Neutral is defined by the socket (or not)
Each plug or socket has a design specification. That decides where neutral goes. For some socket types, it does specify at all.
Keep in mind that the very concept of neutral is not at all a given. Consider NEMA 6: no neutral, it's not in the connector.
Consider 480V "delta" (non-wild-leg), it is an isolated service which inherently has no neutral. It can be provisioned as an isolated system with no bias to ground.
Neutral Is Not Ground
Neutral and ground are bonded at the main service. That does not mean neutral and ground are the same. Neutral is the current return. Ground is a safety shield. It protects humans from shock, and equipment from lightning and ESD damage.
The Electrical Codes define neutral as a conductor, which means working current normally flows over it. Ground is not a conductor, and is not counted where conductors are considered, such as wire heating and eddy current effects. Current never travels on ground except during a fault condition.
What defines neutral is that it's near ground potential. It is not at ground potential because of voltage drop in conductors. Remember, while voltage drop in a "hot" conductor makes it drop -- voltage drop in a neutral makes it rise. It should still be within a few volts of ground.
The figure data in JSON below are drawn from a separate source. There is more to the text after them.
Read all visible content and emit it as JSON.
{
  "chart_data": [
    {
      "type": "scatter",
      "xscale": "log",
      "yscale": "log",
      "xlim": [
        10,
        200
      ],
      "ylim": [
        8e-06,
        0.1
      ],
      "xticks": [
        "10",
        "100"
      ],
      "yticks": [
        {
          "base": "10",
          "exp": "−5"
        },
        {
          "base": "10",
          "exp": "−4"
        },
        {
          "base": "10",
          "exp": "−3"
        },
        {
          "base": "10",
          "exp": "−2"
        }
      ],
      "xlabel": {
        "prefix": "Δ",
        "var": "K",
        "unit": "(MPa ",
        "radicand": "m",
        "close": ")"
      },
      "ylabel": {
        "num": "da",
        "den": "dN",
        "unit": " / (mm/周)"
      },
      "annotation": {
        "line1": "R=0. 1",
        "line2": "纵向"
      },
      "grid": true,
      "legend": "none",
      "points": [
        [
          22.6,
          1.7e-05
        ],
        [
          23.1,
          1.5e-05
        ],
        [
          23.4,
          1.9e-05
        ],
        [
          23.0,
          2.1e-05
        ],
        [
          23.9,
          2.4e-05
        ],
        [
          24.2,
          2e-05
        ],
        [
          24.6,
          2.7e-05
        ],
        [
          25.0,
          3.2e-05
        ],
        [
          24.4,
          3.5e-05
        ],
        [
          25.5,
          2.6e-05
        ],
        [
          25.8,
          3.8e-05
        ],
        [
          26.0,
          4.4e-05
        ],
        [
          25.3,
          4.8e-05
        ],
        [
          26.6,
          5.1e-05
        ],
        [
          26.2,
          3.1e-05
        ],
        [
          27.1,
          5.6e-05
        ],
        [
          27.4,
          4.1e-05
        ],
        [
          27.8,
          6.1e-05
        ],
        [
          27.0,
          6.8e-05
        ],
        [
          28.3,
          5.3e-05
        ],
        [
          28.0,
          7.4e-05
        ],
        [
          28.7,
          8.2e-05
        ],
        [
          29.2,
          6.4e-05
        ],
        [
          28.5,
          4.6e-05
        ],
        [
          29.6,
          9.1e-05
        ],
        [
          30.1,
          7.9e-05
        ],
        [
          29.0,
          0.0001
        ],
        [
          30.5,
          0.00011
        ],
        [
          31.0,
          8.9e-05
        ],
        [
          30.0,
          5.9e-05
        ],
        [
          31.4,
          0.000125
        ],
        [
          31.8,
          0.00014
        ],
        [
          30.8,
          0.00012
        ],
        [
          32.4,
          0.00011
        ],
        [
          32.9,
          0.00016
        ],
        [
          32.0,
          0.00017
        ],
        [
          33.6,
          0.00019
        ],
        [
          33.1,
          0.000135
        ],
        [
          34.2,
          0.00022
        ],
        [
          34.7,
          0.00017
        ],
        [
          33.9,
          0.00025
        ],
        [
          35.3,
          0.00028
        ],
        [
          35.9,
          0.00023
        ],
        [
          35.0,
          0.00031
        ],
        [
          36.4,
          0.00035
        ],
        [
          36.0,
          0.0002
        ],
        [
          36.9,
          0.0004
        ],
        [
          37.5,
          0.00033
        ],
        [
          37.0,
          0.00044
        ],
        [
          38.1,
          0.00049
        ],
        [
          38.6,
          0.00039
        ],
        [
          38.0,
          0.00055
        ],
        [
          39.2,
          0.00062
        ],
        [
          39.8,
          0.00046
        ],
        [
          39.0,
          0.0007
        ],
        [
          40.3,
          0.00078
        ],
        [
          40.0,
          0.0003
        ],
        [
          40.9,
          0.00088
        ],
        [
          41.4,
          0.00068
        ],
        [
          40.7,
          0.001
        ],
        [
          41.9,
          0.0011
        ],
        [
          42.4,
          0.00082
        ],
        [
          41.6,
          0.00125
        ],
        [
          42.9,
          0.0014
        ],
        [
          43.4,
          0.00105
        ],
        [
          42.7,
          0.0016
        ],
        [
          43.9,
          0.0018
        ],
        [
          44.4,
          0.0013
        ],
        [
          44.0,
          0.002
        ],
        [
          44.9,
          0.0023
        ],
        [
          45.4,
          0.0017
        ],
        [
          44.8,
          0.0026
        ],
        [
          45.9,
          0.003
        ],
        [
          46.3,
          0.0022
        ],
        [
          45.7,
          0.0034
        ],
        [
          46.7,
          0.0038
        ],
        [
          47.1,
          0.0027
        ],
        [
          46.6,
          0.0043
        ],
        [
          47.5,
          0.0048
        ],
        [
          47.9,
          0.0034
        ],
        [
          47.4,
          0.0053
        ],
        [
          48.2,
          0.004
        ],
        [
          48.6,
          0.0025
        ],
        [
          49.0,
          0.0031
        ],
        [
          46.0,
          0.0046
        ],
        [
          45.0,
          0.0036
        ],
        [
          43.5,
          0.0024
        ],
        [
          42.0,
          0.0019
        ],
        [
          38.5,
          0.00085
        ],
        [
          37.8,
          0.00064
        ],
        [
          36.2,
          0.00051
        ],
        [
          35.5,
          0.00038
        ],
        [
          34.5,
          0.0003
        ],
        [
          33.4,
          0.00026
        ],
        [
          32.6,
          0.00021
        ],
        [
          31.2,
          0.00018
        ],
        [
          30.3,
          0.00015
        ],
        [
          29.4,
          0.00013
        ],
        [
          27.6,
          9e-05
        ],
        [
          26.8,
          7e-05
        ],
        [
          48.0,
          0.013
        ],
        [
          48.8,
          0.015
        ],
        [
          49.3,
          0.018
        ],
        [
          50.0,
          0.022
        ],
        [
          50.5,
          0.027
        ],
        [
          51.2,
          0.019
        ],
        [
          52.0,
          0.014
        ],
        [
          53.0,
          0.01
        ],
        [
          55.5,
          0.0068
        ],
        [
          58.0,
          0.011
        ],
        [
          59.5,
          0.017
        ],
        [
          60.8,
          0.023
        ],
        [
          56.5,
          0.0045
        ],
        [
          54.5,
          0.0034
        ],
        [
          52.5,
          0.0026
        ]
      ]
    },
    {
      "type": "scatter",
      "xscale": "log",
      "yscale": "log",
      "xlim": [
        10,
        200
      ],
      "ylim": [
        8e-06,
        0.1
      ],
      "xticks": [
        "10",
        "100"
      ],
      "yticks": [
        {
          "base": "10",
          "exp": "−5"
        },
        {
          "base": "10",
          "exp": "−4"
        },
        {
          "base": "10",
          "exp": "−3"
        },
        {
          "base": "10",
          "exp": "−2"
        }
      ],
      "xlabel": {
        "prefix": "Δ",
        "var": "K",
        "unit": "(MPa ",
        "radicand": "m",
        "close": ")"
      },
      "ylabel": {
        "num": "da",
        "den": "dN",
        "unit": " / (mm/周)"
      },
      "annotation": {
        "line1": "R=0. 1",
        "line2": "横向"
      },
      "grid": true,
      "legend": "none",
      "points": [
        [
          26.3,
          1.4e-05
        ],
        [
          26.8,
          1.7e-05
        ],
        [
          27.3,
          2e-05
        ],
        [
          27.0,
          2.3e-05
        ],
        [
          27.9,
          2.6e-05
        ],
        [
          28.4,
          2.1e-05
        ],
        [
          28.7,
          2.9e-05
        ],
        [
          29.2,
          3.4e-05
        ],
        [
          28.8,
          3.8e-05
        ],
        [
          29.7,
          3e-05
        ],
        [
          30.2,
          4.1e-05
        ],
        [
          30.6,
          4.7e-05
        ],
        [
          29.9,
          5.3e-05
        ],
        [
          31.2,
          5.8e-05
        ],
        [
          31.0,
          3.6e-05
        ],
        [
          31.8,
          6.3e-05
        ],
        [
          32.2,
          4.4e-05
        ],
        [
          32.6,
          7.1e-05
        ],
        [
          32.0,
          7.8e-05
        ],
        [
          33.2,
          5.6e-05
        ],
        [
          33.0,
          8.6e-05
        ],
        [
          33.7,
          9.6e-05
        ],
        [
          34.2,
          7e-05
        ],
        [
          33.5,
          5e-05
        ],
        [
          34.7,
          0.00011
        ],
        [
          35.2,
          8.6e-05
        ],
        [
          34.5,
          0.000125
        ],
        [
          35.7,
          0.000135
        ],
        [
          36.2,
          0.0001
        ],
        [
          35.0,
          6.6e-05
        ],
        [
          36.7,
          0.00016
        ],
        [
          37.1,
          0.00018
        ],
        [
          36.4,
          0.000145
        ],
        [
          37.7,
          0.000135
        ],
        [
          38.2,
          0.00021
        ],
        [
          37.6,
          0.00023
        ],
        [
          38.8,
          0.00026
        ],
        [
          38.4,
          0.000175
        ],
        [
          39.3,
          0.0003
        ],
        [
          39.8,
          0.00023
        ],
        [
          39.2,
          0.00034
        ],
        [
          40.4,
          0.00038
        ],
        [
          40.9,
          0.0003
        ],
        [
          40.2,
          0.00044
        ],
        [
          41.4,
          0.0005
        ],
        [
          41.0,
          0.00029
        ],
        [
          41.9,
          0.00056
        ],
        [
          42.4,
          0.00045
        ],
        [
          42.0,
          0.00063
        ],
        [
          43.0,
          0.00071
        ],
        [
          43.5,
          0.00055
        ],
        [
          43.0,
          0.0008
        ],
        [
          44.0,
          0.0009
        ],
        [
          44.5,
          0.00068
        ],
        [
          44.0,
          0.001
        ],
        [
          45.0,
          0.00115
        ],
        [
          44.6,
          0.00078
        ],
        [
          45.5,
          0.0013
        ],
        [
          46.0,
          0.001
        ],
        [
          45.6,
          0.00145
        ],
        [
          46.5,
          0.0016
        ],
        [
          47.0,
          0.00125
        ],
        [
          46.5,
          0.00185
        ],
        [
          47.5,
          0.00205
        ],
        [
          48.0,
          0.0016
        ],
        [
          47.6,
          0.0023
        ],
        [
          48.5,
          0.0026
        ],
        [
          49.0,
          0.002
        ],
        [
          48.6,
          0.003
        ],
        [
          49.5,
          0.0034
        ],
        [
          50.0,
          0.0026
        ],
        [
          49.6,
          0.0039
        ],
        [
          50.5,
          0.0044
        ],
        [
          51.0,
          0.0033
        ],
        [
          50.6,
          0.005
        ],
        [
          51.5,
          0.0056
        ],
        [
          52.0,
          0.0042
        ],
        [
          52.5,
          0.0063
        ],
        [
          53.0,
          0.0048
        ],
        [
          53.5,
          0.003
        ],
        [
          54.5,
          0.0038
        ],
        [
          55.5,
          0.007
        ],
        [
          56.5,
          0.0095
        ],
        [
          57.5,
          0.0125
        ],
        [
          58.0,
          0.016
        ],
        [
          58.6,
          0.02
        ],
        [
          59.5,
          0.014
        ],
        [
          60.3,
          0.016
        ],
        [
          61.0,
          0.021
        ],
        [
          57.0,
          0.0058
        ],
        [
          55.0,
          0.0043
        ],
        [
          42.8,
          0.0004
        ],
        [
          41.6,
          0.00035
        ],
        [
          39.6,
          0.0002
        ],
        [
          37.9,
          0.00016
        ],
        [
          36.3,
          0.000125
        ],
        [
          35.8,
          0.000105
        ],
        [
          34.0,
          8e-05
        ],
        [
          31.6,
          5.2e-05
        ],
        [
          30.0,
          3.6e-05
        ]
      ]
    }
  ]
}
Stick your knife anywhere you like - at your peril
If you stick your knife in the neutral pin, provided the system is healthy, you are OK unless you are also touching something at "hot" potential. However if your system has a problem, that may not be so. Electricity follows all possible paths back to source, in proportion to their conductance (inverse of resistance). If you have a damaged neutral or a broken grounding system, its conductance may be low enough that you look like a usable path. In which case you will be shocked.
The goal of neutral (and ground) is to give a much better path than you.